All hatched chicks were followed and monitored during grow out.
All hatched chicks were followed and monitored during grow out.

Experiment 3 investigated the effects of a higher mid-incubation temperature, post-hatch feeding strategy and the interaction between them in relation to broiler resilience to colibacillosis. Colibacillosis was induced at 8 days of age. Body weights were measured daily for 13 days, morbidity was evaluated at 6 moments post-E. coli inoculation, and mortality was noted daily.

Results showed that a higher mid-EST reduced the probability of surviving colibacillosis. Furthermore, early feeding resulted in a lower incidence of local infection, lower daily body weight losses and higher growth performance until slaughter. Additionally, an interaction between EST and post-hatch feeding strategy was found for systemic infections.

At a higher mid-EST, early feeding resulted in a greater incidence but not the severity of systemic infections, expressed by a higher percentage of broilers with E. coli in blood and lesions in the liver and/or pericardium. At control EST, systemic infection was not affected by feeding strategy, and the severity of the total mean lesions score was lower for early compared to delayed feeding.

To summarise, a higher mid-EST seems to impair embryo development. This can negatively affect the beneficial effects of early feeding on broiler resilience which is found when incubated at control EST.

Dr Wijnen also investigated which biological mechanisms could explain the findings. “Unfortunately, our study did not provide an answer. Perhaps it has something to do with stress as we found higher corticosterone levels in delayed-fed chicks. Stress can have a negative impact on the immune system. However, we did not find lasting differences in stress response between the treatment groups. It could also have something to do with nutrient metabolism, trained immunity, thermoregulatory capacity, or something completely different. In short, we really don’t know yet, and research with a more fundamental approach is needed to investigate why exactly these perinatal conditions affect later life broiler resilience to infectious diseases.”

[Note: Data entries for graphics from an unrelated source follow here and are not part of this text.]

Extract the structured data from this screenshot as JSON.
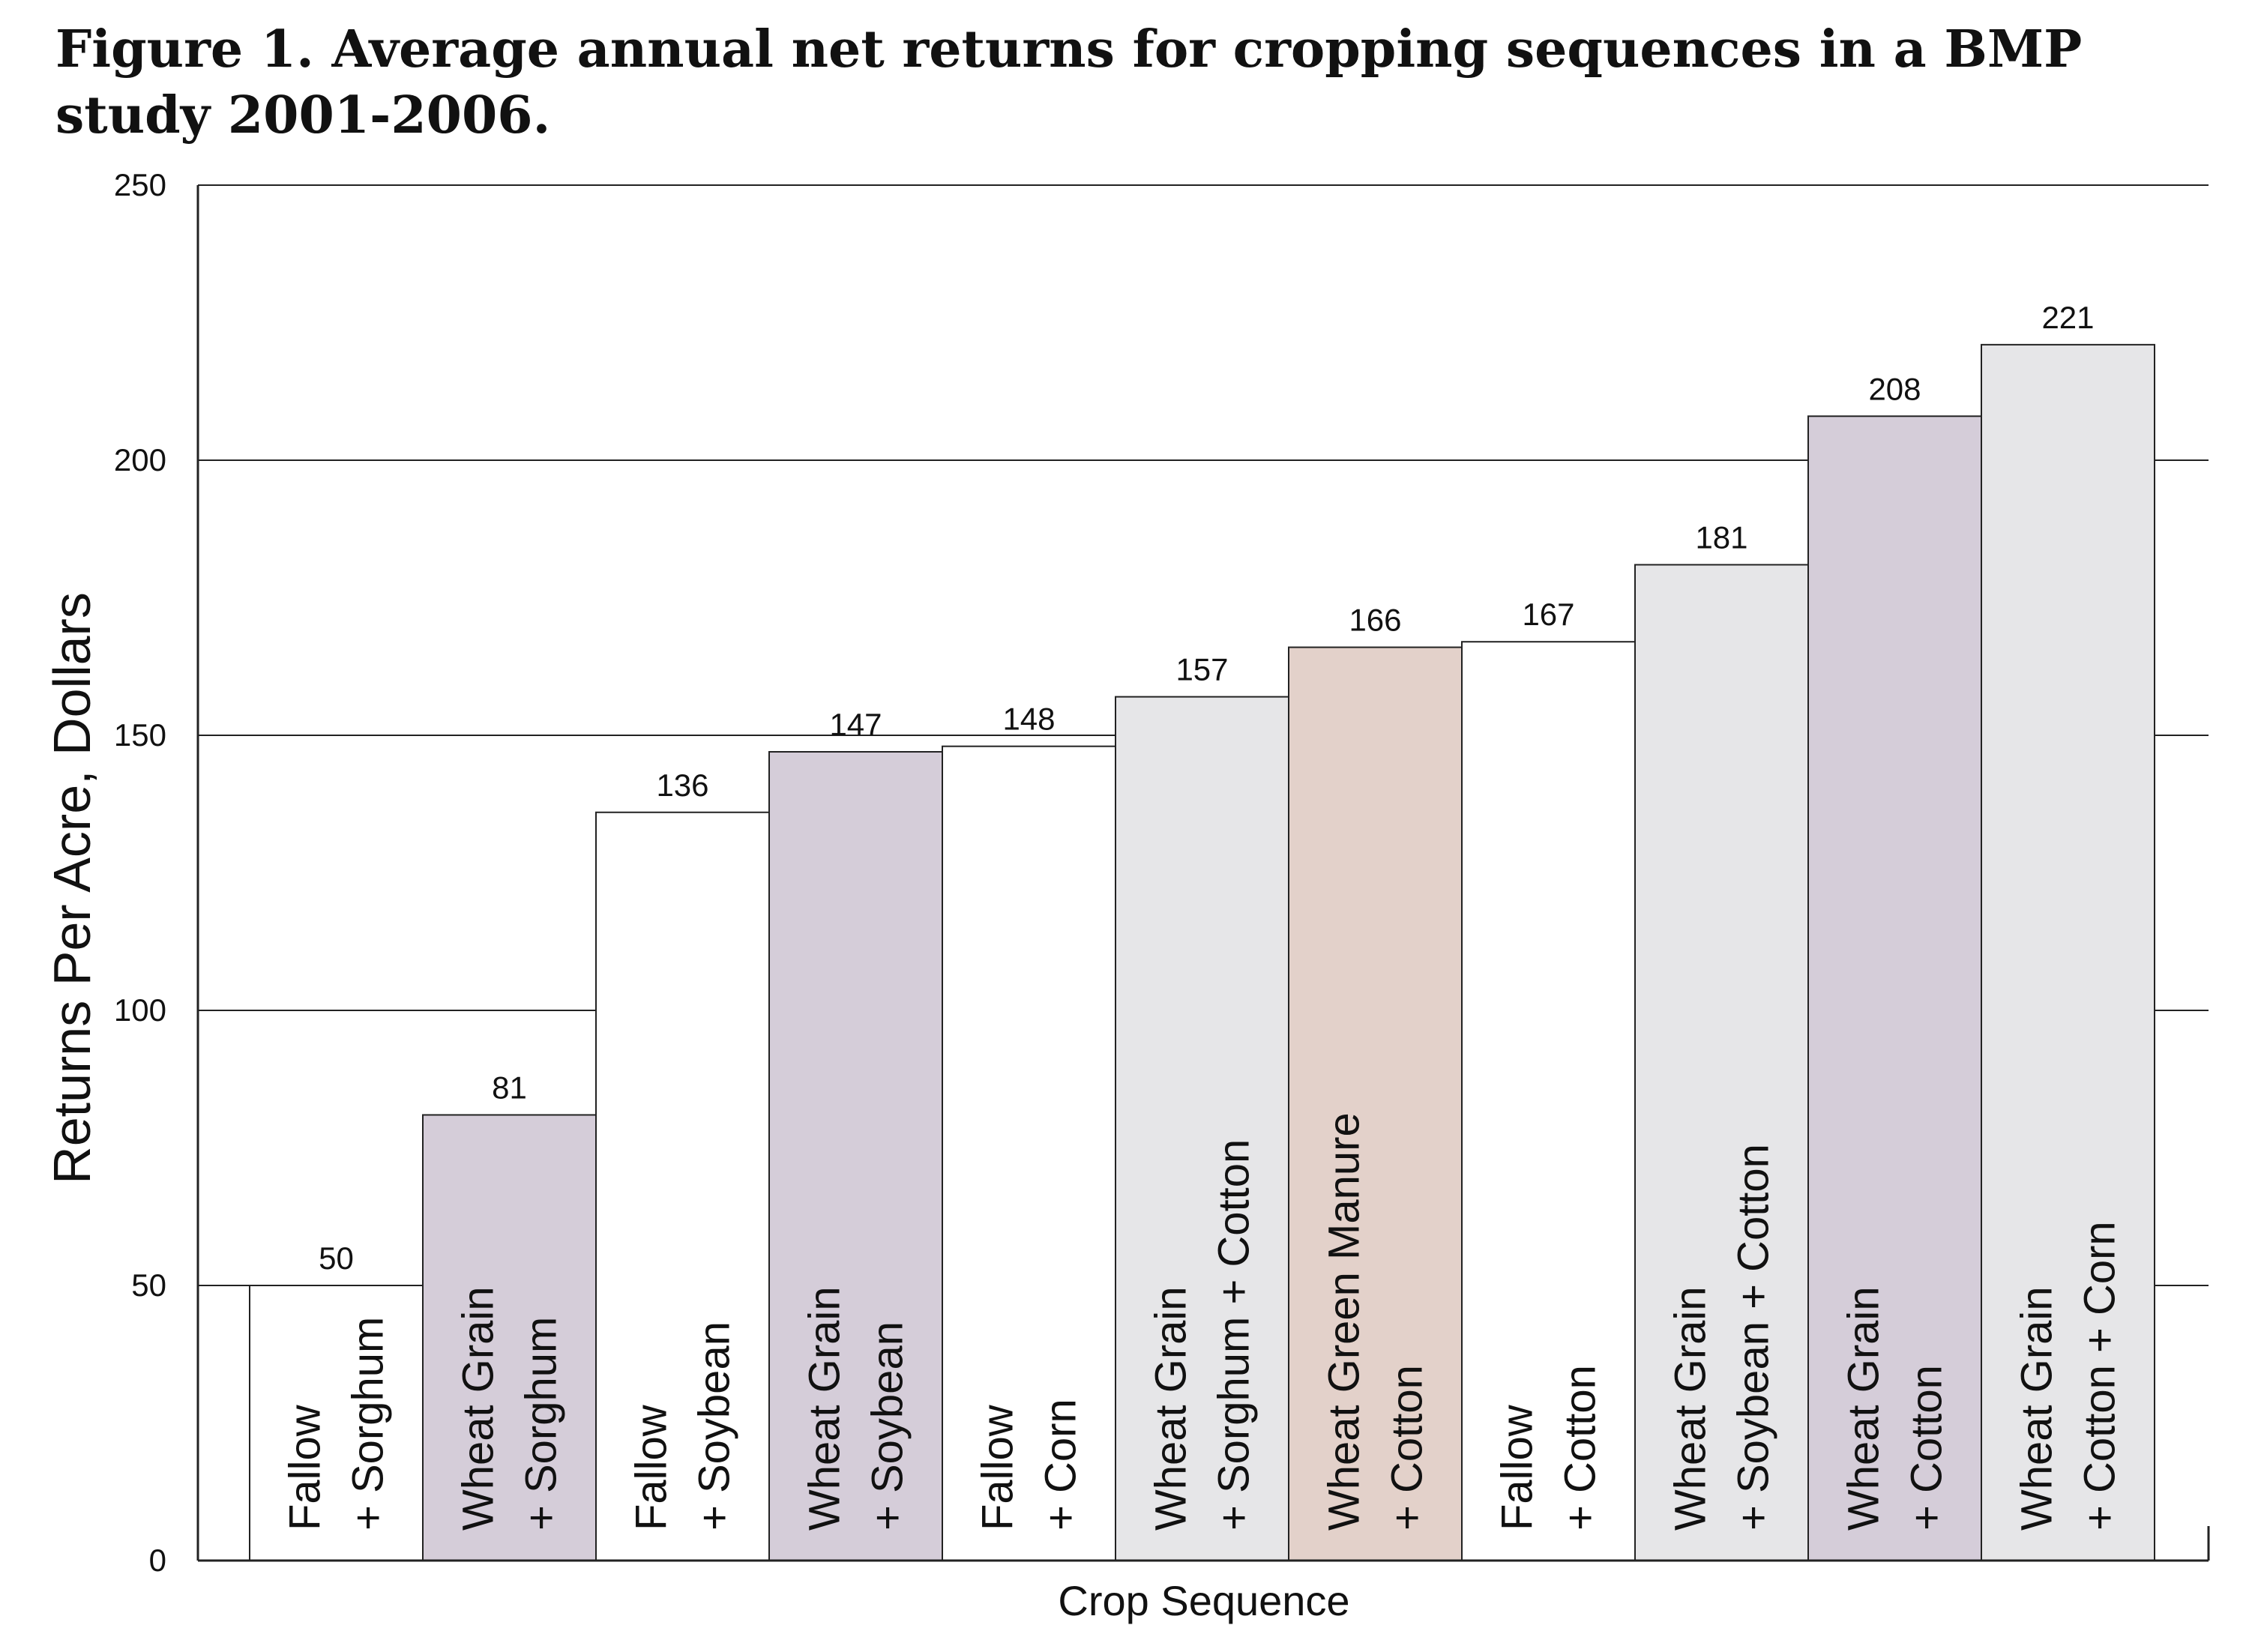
{
  "chart_data": {
    "type": "bar",
    "title": "Figure 1. Average annual net returns for cropping sequences in a BMP study 2001-2006.",
    "xlabel": "Crop Sequence",
    "ylabel": "Returns Per Acre, Dollars",
    "ylim": [
      0,
      250
    ],
    "yticks": [
      "0",
      "50",
      "100",
      "150",
      "200",
      "250"
    ],
    "grid": true,
    "categories": [
      [
        "Fallow",
        "+ Sorghum"
      ],
      [
        "Wheat Grain",
        "+ Sorghum"
      ],
      [
        "Fallow",
        "+ Soybean"
      ],
      [
        "Wheat Grain",
        "+ Soybean"
      ],
      [
        "Fallow",
        "+ Corn"
      ],
      [
        "Wheat Grain",
        "+ Sorghum + Cotton"
      ],
      [
        "Wheat Green Manure",
        "+ Cotton"
      ],
      [
        "Fallow",
        "+ Cotton"
      ],
      [
        "Wheat Grain",
        "+ Soybean + Cotton"
      ],
      [
        "Wheat Grain",
        "+ Cotton"
      ],
      [
        "Wheat Grain",
        "+ Cotton + Corn"
      ]
    ],
    "values": [
      50,
      81,
      136,
      147,
      148,
      157,
      166,
      167,
      181,
      208,
      221
    ],
    "value_labels": [
      "50",
      "81",
      "136",
      "147",
      "148",
      "157",
      "166",
      "167",
      "181",
      "208",
      "221"
    ],
    "bar_colors": [
      "#ffffff",
      "#d5cdd9",
      "#ffffff",
      "#d5cdd9",
      "#ffffff",
      "#e6e6e8",
      "#e3d1ca",
      "#ffffff",
      "#e6e6e8",
      "#d5cdd9",
      "#e6e6e8"
    ]
  }
}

Wijnen: ‘’Optimal early life conditions can have long-lasting effects and may therefore also support poultry resilience.''
Wijnen: ‘’Optimal early life conditions can have long-lasting effects and may therefore also support poultry resilience.''

Constant temperature

Wijnen concludes: “Both a higher mid-EST and a lower late EST result in a reduced resilience to infectious diseases in broilers compared to a constant 100°F (37.78°C) EST. Contrary to what we hypothesised, these alternative EST patterns probably impair embryo development. Furthermore, this worse embryo development can negatively impact the effect that post-hatch feeding strategy has on broiler resilience.”

He continued to say that suboptimal EST in combination with early feeding can increase the risk of systemic infections, while generally, early-fed broilers show greater resilience to infectious diseases compared to 48-hour delayed-fed broilers. “It’s intriguing that relatively small deviations in eggshell temperature during incubation (2°F) can have a tremendous impact on later life disease resilience. The most important takeaway for hatcheries is that it is imperative to maintain the currently targeted 100°F (37.78°C) eggshell temperature from start to finish. It is essential for the success of broilers. A constant 100°F (37.78°C) eggshell temperature: that’s where the magic happens.”